Used oil drums are no longer readily available. They are imported into Haiti by container and sold to the artisans. Even though new, less expensive steel sheets could be used, artisans rely on used drums for the patina. Patinas range in color from gray/silver to brown/black. It is not uncommon to see multiple patinas on one sculpture. However, most consumers now prefer a solid steel color. So, artisans try to keep the color as uniform as possible.
How are the steel sculptures created?
Every sculpture is cut and hammered by hand. It takes several steps to complete the labor-intensive process:
- The artist first removes the top and bottom of a 55 gallon oil drum.
- The ends are placed inside the drum along with dried banana, sugar cane leaves, or straw. Cardboard is sometimes used.
- The drum is then set on fire to rid it of impurities.
- Once the barrel has cooled, the artisan must climb inside the drum and, using all his/her weight, open it.
- The ends and side (roughly 3 x 6 feet) are pounded into a flattened metal canvas.
- Designs are typically created on cardboard first, which are carefully traced with chalk onto the metal.
- Using a hammer and chisel, the shape is cut out of the metal.
- Various decorative patterns are then pounded into the metal using primitive tools. Texture is achieved by adding details to the front and back of the sculpture.
- Once the design is complete, each piece is sanded to bring out the shine and hues.
- The finished design is signed by the artist.
- Many of these works of art are left in their natural silver color. In that case, a coat of varnish is used to protect them from oxidation. Other sculptures are hand-painted in exquisite colors.
- The ends of the drum are often used to produce smaller round sculptures. These sculptures can take hours to make. Larger pieces created from the side of the barrel usually take days to complete.
The result is a unique and treasured piece of primitive art. Visit our selection of Haiti Oil Drum Art.
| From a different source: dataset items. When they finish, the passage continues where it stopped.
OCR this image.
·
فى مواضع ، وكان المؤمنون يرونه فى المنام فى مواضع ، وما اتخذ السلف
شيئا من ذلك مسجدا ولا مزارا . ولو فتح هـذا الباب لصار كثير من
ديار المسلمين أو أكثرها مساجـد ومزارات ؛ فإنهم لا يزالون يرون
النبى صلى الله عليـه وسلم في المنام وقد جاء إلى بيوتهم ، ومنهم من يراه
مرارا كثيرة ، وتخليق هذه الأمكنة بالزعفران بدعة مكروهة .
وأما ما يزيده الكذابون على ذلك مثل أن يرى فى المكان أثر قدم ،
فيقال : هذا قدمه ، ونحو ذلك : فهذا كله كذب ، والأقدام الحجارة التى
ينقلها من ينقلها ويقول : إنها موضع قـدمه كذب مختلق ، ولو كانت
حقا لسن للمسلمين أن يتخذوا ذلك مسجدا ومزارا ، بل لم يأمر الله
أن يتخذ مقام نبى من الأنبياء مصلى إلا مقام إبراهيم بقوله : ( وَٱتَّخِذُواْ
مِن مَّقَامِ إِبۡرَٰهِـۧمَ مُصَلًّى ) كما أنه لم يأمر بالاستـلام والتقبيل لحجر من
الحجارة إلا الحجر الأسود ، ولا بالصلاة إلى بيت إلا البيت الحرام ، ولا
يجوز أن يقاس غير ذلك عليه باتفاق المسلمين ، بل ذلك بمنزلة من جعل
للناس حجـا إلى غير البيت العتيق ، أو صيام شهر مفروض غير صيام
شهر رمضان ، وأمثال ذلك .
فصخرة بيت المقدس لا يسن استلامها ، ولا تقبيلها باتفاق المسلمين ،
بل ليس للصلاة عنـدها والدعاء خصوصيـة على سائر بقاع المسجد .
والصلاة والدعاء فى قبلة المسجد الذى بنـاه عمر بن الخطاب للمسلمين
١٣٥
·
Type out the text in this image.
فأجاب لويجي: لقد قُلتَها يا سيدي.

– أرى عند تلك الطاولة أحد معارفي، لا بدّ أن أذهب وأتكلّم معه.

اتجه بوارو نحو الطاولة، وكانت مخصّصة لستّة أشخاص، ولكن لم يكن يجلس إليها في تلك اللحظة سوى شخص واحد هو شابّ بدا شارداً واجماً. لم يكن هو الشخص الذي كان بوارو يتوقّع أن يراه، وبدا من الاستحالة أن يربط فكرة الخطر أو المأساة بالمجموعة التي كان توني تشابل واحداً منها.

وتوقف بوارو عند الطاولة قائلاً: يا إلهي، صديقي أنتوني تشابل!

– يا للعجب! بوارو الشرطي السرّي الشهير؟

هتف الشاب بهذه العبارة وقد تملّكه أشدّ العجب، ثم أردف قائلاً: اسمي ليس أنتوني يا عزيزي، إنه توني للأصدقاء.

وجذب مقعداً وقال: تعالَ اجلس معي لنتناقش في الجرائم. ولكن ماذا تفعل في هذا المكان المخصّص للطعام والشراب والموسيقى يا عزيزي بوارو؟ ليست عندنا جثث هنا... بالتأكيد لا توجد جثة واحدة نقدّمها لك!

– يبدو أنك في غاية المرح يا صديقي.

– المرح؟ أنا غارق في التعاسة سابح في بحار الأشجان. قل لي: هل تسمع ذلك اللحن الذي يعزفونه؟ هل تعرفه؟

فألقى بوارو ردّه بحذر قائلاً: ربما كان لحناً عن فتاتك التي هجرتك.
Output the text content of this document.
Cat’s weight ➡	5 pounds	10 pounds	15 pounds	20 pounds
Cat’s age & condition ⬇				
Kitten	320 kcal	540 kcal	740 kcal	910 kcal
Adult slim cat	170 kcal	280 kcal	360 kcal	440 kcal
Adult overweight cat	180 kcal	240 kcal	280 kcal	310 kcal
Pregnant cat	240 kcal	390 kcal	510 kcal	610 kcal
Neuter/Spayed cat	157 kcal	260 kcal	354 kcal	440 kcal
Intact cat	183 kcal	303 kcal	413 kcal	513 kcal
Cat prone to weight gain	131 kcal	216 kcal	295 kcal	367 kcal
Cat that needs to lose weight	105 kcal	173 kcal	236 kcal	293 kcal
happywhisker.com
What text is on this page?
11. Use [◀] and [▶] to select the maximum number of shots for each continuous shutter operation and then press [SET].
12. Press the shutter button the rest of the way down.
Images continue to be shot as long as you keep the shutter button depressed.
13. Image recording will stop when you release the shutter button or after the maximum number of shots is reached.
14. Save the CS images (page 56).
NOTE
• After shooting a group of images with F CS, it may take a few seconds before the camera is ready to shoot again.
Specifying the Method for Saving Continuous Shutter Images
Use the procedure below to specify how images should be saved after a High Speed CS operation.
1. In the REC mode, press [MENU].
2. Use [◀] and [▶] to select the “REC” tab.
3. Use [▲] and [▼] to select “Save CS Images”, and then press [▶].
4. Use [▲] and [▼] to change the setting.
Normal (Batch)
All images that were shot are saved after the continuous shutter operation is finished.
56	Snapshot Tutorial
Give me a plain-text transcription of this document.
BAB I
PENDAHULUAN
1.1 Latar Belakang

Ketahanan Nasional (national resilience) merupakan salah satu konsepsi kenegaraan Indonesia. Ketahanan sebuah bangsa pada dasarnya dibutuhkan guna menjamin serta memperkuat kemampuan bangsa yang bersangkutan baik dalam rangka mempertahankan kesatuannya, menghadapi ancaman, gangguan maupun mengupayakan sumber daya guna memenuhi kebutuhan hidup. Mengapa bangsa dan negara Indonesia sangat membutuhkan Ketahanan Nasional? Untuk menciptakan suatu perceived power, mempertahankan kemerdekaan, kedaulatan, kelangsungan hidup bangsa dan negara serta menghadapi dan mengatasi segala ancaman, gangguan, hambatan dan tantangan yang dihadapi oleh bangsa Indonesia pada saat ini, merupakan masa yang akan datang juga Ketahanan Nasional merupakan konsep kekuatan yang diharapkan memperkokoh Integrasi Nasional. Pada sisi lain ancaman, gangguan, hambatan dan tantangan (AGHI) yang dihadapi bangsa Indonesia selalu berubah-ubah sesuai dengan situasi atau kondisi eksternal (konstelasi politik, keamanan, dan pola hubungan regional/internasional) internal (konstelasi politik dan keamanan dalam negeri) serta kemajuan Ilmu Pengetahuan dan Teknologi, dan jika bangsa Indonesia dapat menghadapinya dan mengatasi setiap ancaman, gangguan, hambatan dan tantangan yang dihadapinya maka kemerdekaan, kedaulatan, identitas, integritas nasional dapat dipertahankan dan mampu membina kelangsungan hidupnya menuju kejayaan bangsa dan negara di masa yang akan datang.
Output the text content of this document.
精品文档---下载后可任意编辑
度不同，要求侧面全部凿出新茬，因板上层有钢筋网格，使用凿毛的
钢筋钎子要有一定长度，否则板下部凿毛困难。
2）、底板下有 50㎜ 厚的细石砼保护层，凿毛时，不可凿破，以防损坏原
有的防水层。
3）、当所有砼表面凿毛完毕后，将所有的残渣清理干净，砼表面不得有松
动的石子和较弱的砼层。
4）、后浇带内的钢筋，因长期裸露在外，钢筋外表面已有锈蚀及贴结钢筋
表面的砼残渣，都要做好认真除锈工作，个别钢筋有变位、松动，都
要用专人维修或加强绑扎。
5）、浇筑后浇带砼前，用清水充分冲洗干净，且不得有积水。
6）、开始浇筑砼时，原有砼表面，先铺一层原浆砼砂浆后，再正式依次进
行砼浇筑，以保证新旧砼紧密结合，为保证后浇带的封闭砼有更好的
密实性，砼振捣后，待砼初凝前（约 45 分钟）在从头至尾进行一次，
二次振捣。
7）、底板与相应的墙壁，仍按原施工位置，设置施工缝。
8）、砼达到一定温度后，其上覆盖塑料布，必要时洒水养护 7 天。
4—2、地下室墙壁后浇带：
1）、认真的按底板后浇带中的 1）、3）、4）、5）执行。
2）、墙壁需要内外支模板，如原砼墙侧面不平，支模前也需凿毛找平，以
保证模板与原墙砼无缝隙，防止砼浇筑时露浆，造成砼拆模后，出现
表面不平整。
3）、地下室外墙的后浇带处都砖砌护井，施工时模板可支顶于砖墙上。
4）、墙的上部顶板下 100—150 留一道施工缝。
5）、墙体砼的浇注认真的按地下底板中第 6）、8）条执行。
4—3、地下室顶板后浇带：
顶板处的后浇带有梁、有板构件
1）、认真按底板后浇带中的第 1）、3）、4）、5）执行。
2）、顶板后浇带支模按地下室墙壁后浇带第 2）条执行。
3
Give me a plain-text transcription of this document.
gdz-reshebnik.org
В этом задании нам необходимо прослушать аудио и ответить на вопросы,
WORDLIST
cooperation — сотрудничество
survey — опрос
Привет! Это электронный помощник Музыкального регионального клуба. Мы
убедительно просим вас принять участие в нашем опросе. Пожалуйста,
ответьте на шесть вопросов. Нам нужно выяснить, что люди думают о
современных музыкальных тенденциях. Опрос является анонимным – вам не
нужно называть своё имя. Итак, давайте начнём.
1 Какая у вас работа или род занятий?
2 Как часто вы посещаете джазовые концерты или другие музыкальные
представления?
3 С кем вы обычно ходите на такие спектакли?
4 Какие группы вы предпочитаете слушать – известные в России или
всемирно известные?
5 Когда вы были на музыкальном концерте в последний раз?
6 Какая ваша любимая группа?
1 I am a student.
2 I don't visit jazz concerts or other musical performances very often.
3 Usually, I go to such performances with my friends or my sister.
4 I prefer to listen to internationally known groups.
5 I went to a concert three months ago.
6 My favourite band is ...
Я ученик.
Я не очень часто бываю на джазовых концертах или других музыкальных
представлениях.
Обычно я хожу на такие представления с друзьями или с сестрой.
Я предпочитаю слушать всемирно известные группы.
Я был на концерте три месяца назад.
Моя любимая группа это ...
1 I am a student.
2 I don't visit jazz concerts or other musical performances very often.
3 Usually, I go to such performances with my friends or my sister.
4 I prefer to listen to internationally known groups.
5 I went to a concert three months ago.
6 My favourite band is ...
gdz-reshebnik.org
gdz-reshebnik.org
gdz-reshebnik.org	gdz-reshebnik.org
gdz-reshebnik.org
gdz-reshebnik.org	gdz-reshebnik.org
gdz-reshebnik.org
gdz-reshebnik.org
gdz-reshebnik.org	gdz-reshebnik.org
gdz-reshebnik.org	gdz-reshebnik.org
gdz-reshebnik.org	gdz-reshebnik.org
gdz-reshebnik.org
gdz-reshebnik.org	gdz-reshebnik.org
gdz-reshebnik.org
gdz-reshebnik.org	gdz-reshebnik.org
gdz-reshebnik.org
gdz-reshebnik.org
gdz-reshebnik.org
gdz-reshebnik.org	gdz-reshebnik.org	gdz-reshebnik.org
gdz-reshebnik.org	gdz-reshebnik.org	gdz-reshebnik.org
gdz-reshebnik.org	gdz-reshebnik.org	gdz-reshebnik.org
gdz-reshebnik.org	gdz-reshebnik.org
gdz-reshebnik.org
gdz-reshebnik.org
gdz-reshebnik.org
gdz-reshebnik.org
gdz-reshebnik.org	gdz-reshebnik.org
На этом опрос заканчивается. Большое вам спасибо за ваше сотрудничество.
What is the history of oil drum art?
This particular art form was born in Haiti in the early 1950s by a simple blacksmith, Georges Liautaud. In his small shop, he made and repaired tools. He also created primitive metal crosses for the graves in the Croix-des-Bouquets cemetery. It was at the encouragement of an American teacher, DeWitt Peters, who opened the Le Centre d'Art in Port-au-Prince in 1944, that Georges Liautaud began creating decorative metal sculptures. Eventually, a few talented men apprenticed under him. Today, metal art is made primarily by men, who begin the craft at a young age.
How do I maintain the look of the metal art?
These sculptures are great indoors or out. When displayed outdoors, the varnish will wear away over time, and the sculptures will begin to rust naturally. You can maintain the original look by spraying the sculpture with a clear enamel every couple of years. If rusting occurs, buff the affected area with steel wool and wipe clean before spraying with enamel.